Program Execution Services
Edited by Andrew Grimshaw December 18, 2003
Job: A job is a grid service (named by a distinct GSH) and is created at the instant requested … even though no resources have been committed. The job does not necessarily “run” on/in the container where the actual “job” is run, whether the “job” is a legacy or not. A job encapsulates a job document. A job is not a workflow. A job may be instantiated by a job factory.
A job goes through distinct states, started, suspended, restarted, terminated, completed, etc. These states are kept in the job document (described below).
Jobs will have a manageability interface that will include functions such as start, stop, migrate, limit resource consumption, check resource consumption, etc.
Sub-type picture here.
It is envisioned that the job type will be sub-classed into many different subclasses. For example, we envision a “legacy_job” subclass that has methods such as redirect TTY IO, reading and writing of local files, capturing a checkpoint, etc.
Job Document: A job document describes the state of the job, e.g., the agreements that have been acquired, the JSDL, how many times it has been started. By state we do not mean for example the internal memory of a blast job. The job document is encapsulated by a job and exposed as service data of the job.
Container:
A container “contains” running services, e.g., a queuing service, a Unix host, a J2EE hosting environment, or a collection of containers (a façade or a VO of job containers). Job containers will have attributes (a.k.a. SDE’s) that describe both static information such as what kind of executables they can take, e.g., OS version, libraries installed, policies in place, security environment/QOS, etc., as well as dynamic information such as load, QOS issues, etc.

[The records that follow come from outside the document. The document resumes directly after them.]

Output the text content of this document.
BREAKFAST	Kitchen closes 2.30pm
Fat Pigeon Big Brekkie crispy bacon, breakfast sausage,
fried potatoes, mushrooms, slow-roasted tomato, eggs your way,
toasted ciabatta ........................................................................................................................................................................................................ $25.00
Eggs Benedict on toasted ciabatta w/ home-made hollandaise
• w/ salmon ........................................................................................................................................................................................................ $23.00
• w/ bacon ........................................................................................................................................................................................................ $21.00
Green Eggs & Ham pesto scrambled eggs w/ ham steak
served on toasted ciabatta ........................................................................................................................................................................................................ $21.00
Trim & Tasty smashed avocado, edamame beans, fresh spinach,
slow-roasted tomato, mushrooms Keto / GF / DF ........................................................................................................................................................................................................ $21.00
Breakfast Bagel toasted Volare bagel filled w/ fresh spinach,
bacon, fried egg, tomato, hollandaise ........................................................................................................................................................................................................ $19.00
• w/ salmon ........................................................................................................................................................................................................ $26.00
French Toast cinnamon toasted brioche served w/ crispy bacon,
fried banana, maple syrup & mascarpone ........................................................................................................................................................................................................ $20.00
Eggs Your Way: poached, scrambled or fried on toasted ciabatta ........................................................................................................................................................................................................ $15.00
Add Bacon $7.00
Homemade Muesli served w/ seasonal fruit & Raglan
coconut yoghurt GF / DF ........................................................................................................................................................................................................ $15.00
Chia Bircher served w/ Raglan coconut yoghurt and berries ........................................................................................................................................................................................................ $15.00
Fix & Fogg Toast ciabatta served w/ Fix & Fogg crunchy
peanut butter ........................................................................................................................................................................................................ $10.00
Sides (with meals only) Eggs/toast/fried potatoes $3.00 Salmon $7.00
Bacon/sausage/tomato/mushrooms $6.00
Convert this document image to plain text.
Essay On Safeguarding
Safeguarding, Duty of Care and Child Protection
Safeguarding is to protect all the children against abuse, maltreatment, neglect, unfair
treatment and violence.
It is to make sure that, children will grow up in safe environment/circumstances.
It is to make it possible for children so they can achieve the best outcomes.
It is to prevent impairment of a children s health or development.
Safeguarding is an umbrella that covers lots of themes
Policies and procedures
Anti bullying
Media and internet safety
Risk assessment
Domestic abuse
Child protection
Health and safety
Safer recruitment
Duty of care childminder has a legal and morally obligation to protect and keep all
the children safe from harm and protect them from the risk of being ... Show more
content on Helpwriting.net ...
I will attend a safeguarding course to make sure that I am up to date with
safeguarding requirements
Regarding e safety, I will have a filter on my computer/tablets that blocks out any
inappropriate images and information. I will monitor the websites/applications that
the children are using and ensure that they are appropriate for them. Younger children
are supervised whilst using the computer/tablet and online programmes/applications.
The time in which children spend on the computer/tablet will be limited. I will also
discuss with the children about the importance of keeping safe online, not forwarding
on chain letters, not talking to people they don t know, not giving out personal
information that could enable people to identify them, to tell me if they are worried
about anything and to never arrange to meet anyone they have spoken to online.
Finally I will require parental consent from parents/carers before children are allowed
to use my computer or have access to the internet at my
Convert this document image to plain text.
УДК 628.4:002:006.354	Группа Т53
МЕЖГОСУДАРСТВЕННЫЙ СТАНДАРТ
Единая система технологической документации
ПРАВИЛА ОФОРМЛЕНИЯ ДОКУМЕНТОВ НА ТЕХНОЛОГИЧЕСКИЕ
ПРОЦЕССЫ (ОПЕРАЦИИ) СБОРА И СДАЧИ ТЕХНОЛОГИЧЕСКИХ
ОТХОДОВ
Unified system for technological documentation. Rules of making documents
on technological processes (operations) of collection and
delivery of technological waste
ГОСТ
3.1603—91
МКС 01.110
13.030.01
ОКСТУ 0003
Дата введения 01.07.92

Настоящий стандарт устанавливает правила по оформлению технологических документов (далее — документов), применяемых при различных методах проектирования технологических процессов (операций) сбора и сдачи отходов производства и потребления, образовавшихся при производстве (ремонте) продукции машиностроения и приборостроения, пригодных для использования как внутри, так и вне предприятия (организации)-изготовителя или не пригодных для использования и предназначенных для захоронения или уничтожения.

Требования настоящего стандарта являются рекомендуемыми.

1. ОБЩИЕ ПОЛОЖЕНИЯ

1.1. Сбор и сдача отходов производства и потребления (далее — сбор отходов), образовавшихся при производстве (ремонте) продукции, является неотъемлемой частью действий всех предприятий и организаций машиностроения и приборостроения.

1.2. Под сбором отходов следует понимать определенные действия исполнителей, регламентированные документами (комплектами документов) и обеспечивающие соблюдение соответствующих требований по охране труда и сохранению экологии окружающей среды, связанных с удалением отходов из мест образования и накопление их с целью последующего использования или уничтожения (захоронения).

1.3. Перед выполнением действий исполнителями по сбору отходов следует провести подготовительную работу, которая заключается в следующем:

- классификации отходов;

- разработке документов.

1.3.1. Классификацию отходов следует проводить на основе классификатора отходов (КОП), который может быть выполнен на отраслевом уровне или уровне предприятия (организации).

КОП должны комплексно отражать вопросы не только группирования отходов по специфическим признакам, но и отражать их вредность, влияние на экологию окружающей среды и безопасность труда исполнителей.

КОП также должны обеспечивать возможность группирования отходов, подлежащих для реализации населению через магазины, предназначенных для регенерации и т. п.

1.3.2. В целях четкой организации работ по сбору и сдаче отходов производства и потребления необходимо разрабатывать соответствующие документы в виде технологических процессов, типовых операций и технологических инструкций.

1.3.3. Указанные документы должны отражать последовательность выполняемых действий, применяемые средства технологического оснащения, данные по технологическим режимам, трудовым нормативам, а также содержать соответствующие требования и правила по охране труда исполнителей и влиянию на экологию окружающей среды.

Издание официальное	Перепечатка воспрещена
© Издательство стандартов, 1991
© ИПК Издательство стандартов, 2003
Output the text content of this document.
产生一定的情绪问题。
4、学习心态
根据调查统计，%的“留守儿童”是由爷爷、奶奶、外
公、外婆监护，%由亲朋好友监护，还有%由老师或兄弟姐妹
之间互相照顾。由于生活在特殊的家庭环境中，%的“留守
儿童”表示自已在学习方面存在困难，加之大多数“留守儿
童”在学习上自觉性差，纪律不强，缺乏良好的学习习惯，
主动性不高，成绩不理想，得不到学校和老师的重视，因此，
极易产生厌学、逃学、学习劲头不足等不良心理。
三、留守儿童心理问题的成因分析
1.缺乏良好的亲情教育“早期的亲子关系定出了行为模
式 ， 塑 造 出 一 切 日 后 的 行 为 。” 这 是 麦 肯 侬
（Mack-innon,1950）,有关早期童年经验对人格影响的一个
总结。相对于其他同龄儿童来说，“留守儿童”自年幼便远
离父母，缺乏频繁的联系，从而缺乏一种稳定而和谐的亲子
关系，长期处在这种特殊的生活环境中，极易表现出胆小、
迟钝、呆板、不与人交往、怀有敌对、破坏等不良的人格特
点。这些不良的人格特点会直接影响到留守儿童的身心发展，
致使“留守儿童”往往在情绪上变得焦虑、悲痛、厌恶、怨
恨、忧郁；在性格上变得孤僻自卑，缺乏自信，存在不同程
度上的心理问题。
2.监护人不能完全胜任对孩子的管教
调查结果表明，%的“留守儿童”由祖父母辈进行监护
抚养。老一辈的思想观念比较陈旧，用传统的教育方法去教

A container also establishes a “context”. Definition of “context” in this context means agreement, security, I/O environment contexts.
Port types
start – GSH of a job service?
kill
signal
check-point
deploy – install an application or application component, e.g., binary, libraries
Throws
lots of different exceptions
SDE’s
load
CMM kind of stuff
A container is a subclass of a managed resource – and will have a manageability interface.
Class/subclass diagram
Resource
Container
J2EE
Executable
Unix
BatchQueue
LSF
PBS
SGE
etc.
Windows
Your_favorite_execution_environment
Vault
File_system (a la C stdio libraries)
RDBMS
JDBC
DB2
Oracle
MySQL
Your_favorite_storage system
Containers will have various relationships to other resources that will be exposed to clients. For example, a container may have a “compatibility” relationship with persistent state “vaults” that indicates that services running “in” a container can access persistent data “in” a particular vault. Similarly other managed resources might be a deployed executable, a physical network, etc.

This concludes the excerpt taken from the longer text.